Other Bills of Interest

Rural physician tax credits… legislation to increase rural physician tax credits and thereby increase access to care for rural Alabamians did not pass but will be reintroduced next session.

Infectious Disease Elimination… legislation to establish infectious disease elimination pilot programs to mitigate the spread of certain diseases failed to garner support on the last legislative day.

Constitutional amendment proclaiming the State of Alabama’s stance on the rights of unborn children… legislation passed to allow the people of Alabama to vote at the November 2018 General Election whether to add an amendment to the state constitution to:

“Declare and affirm that it is the public policy of this state to recognize and support the sanctity of unborn life and the rights of unborn children, most importantly the right to life in all manners and measures appropriate and lawful…”

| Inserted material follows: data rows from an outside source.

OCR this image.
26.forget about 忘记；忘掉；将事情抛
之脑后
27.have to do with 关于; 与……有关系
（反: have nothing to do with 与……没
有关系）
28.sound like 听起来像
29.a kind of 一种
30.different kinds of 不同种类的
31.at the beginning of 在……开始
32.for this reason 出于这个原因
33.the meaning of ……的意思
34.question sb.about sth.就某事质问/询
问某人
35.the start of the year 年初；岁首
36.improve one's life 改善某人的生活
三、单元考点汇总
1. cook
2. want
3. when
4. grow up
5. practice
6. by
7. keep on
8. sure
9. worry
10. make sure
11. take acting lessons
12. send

If ratified by the people in November 2018, this Amendment could have implications for women’s health physicians.

Coverage of autism spectrum disorder therapies… legislation passed to require health plans to cover ASD therapies, with some restrictions.

Portable DNR for minors… legislation establishing a portable DNR for minors to allow minors with terminal diseases to attend school activities failed to garner enough votes to pass on the last legislative day.

If the Medical Association was not on call at the Alabama Legislature, countless bills expanding doctors’ liability, increasing physician taxes, and setting standards of care into law could have passed. At the same time, positive strides in public health — like passage of the direct primary care legislation — would not have occurred. The Medical Association is Alabama physicians’ greatest resource in advocating for the practice of medicine and the patients they serve.